Change to Lencloître

The abbess died in 1611. Antoinette decided to move out and realize her ideal elsewhere. In July 1611 she moved with a few faithful to the Lencloître priory , where she accompanied Père Joseph together with the Bishop of Luçon , later Cardinal Richelieu . In Lencloître, those unwilling to reform moved out. There remained a total of 12 choir sisters and 7 conversations. This was the beginning of three years of pure happiness for the new prioress, because her community became a magnet for elite vocations because of the strictness of the rules. The number of postulants grew to 100 in a short time. In addition there were 30 male postulants, for whom a new house was built, a kind of seminary of the order, which had always known double monasteries. One lived according to the strict ideas of Antoinette, inspired by the feuillantinnen, whereby the obligation of the noble nuns to physical labor amounted to a social revolution.

Foundation in Poitiers and Death

Since the reform success of the priory, which depended on the mother house unwilling to reform, threatened to break up the unity of the order, the new abbess of Fontevraud, Louise de Bourbon-Lavedan (1548–1637), stopped financial support for Lencloître, whereupon Lencloître decided to to part with Fontevraud. The Pope approved the establishment of a new monastery in Poitiers. Antoinette left Lencloître with 24 selected professions and moved into unfinished buildings in Poitiers in October 1617. What happened next was a tragedy. In Poitiers, widespread lead poisoning, historically known as colica Pictonum ( colique de Poitou , the colic of Poitiers), raged . Five nuns died from December 1617 to February 1618 and Antoinette died on April 25 at the age of 46.

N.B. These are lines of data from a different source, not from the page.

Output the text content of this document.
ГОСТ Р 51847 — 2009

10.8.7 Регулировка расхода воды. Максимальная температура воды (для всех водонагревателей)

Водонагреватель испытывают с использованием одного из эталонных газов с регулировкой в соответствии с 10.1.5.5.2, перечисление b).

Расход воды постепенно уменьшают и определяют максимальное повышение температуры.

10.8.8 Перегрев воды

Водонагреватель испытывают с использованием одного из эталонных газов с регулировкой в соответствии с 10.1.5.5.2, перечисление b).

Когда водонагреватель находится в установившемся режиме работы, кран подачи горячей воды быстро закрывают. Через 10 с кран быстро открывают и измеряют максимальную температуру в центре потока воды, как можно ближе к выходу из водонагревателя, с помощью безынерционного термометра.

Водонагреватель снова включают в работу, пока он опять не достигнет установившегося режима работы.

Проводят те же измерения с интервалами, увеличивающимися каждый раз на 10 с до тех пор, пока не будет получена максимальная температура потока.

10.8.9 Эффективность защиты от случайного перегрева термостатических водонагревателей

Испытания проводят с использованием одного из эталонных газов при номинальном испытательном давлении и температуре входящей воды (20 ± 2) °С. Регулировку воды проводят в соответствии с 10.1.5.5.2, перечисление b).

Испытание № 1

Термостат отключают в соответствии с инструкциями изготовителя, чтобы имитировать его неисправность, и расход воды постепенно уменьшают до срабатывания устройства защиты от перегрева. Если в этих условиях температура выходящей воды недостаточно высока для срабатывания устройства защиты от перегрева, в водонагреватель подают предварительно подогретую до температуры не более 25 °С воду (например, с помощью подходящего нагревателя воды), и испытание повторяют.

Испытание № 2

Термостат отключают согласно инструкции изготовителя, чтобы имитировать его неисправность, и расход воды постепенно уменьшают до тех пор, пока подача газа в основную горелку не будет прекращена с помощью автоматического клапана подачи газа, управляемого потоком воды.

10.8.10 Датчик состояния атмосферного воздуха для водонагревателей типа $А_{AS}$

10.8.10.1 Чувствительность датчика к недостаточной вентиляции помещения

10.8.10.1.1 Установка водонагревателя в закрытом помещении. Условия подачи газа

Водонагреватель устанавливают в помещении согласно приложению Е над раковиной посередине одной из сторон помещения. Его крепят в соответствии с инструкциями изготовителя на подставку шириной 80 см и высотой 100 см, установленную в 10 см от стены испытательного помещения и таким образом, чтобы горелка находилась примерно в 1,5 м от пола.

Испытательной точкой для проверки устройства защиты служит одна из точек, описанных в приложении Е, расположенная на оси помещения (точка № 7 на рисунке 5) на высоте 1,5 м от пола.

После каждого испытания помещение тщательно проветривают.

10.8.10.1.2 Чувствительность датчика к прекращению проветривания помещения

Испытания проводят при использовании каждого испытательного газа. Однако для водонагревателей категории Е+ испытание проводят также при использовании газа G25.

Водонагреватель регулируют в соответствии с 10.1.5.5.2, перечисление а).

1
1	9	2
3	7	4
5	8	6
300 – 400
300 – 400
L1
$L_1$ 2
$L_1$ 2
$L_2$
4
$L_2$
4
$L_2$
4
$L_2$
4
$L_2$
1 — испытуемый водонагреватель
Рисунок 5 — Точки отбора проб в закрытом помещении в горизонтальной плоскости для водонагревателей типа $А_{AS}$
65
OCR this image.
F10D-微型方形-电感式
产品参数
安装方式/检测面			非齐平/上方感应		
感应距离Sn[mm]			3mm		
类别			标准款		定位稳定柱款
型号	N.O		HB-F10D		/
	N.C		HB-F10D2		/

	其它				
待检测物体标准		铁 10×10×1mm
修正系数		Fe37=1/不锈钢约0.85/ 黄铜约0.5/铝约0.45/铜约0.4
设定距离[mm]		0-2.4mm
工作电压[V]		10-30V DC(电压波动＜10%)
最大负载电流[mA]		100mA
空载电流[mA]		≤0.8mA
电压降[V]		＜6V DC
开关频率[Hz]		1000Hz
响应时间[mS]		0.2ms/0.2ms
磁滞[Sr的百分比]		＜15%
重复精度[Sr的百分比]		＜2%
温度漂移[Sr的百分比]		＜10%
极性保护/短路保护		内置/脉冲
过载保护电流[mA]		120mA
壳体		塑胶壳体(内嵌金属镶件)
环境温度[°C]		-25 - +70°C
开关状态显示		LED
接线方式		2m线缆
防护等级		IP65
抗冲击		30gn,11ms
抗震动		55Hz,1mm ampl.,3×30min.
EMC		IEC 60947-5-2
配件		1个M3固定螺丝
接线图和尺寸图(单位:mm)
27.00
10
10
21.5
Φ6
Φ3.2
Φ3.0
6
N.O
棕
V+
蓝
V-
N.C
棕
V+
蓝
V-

Posthumous establishment of the Congregation

The battle for the spiritual inheritance between the Abbess of Fontevraud, the Feuillanten, King Louis XIII. , the Queen Mother and Père Joseph ended on October 2, 1619 through the union of Lencloître, Poitiers and the meanwhile foundation of Angers to a congregation, confirmed by a bull of the Pope on March 22, 1621. Apparently from Père Joseph the congregation (initially unofficially , not mentioned by the Pope) the name Kalvarienberg ( calvaire ), which was transferred from Poitiers to the Congregation (today: Benedictine Sisters of Our Lady of Calvary ). The name did not go back to Antoinette, who never had anything other than a Feuillantinnenkloster in mind, but was coined under the impression of the martyrdom of the six deceased nuns of Poitiers. If there was no incorporation into the Feuillanten order, which was highly regarded by the king, it was probably because the Feuillanten had little interest in the development of a female branch of the order. There have never been more than two female feuillant monasteries (Toulouse and Paris).

Development of the Congregation and Reception

The congregation grew considerably and is still represented in Bouzy-la-Forêt and Prailles today . The congregational name Filles du Calvaire is still common today due to the Paris metro station Filles du Calvaire (1991 also the romantic title of a Prix ​​Goncourt by Pierre Combescot ). The historian Micheline Cuénin has dedicated a biography to the founder. Wissam Ayach has dedicated a thesis to the early history of the congregation, which was defended at the Sorbonne in 2014 but has not yet been published: De la réforme de l'Ordre de Fontevraud à la fondation d'une nouvelle congrégation. Les Bénédictines de Notre-Dame du Calvaire (1605–1674) .

Classification in a time-bound movement

The terrible time of the Huguenot Wars (1562–1598), which lasted for decades, released an energy of Christian penance in some men (from Jean de la Barrière to Rancé ), but especially in women, into which Antoinette von Orléans was one of the first is classified. This was followed by the aforementioned Jeanne de Lestonnac, but also Louise de Ballon , Françoise de Nérestang , Jeanne de Pourlan and above all the great women of Port-Royal , all of them elite souls from the highest circles.

literature

  • Micheline Cuénin: Antoinette d'Orléans (1572-1618), marquise de Belle-Isle. En religion Soeur Antoinette de Sainte-Scholastique, fondatrice de la Congrégation des Bénédictines de Notre-Dame du Calvaire. Essai biographique. Without location 2003.